The vault of Beauvais is nearly one hundred and sixty feet high (48 metres), and was cheaply built. The vault of Saint Peter’s at Rome is nearly one hundred and fifty feet (45 metres). That of Amiens is one hundred and forty-four feet (44 metres). Rheims, Bourges, and Chartres are nearly the same height; at the entrance, one hundred and twenty-two feet. Paris is one hundred and ten feet. The Abbe Bulteau is responsible for these measurements; but at Chartres, as in several very old churches, the nave slopes down to the entrance, because—as is said—pilgrims came in such swarms that they were obliged to sleep in the church, and the nave had to be sluiced with water to clean it. The true height of Chartres, at the croisee of nave and transept, is as near as possible one hundred and twenty feet (36.55 metres).
The measured height is the least interest of a church. The architect’s business is to make a small building look large, and his failures are in large buildings which he makes to look small. One chief beauty of the Gothic is to exaggerate height, and one of its most curious qualities is its success in imposing an illusion of size.
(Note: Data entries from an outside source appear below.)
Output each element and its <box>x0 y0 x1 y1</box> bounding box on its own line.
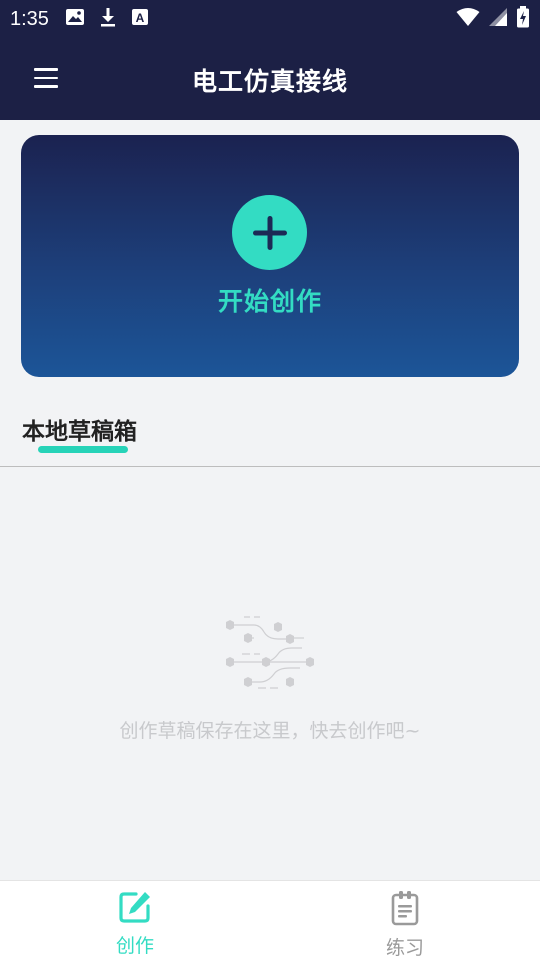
status-time: 1:35 <box>10 7 49 30</box>
status-bar: 1:35 A <box>0 0 540 38</box>
image-icon <box>65 8 85 30</box>
nav-label-practice: 练习 <box>385 937 424 959</box>
divider <box>0 466 540 467</box>
nav-item-create[interactable]: 创作 <box>75 889 195 958</box>
battery-charging-icon <box>516 6 530 32</box>
nav-label-create: 创作 <box>115 935 154 957</box>
notification-icons: A <box>65 7 149 31</box>
bottom-nav: 创作 练习 <box>0 880 540 960</box>
text-a-icon: A <box>131 8 149 30</box>
start-create-label: 开始创作 <box>217 287 322 316</box>
edit-icon <box>117 889 153 929</box>
svg-text:A: A <box>136 11 145 25</box>
page-title: 电工仿真接线 <box>191 67 348 96</box>
app-bar: 电工仿真接线 <box>0 38 540 120</box>
signal-icon <box>488 7 508 31</box>
start-create-button[interactable]: 开始创作 <box>21 135 519 377</box>
circuit-illustration-icon <box>220 612 320 692</box>
nav-item-practice[interactable]: 练习 <box>345 889 465 960</box>
plus-icon <box>232 195 307 270</box>
download-icon <box>99 7 117 31</box>
wifi-icon <box>456 7 480 31</box>
tab-local-drafts[interactable]: 本地草稿箱 <box>22 412 137 446</box>
tab-indicator <box>38 446 128 453</box>
clipboard-icon <box>387 889 423 931</box>
empty-state-message: 创作草稿保存在这里，快去创作吧~ <box>119 720 421 742</box>
system-icons <box>456 6 530 32</box>
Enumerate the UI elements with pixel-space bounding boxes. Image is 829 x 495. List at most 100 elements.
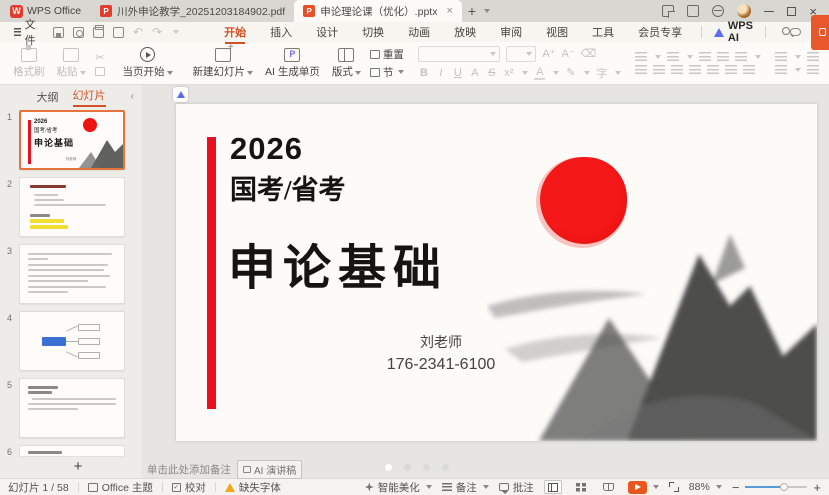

Without leaving the heart of Paris any one can study this illusion in the two great churches of Notre Dame and Saint-Sulpice; for Saint-Sulpice is as lofty as Notre Dame in vaulting, and larger in its other dimensions, besides being, in its style, a fine building; yet its Roman arches show, as if they were of the eleventh century, why the long, clean, unbroken, refined lines of the Gothic, curving to points, and leading the eye with a sort of compulsion to the culminating point above, should have made an architectural triumph that carried all Europe off its feet with delight. The world had seen nothing to approach it except, perhaps, in the dome of Sancta Sophia in Constantinople; and the discovery came at a moment when Europe was making its most united and desperate struggle to attain the kingdom of Heaven.
According to Viollet-le-Duc, Chartres was the final triumph of the experiment on a very great scale, for Chartres has never been altered and never needed to be strengthened. The flying buttresses of Chartres answered their purpose, and if it were not a matter of pure construction it would be worth while to read what Viollet-le-Duc says about them (article, “Arcs-boutants"). The vaulting above is heavy, about fifteen inches thick; the buttressing had also to be heavy; and to lighten it, the architect devised an amusing sort of arcades, applied on his outside buttresses. Throughout the church, everything was solid beyond all later custom, so that architects would have to begin by a study of the crypt which came down from the eleventh century so strongly built that it still carries the church without a crack in its walls; but if we went down into it, we should understand nothing; so we will begin, as we did outside, at the front.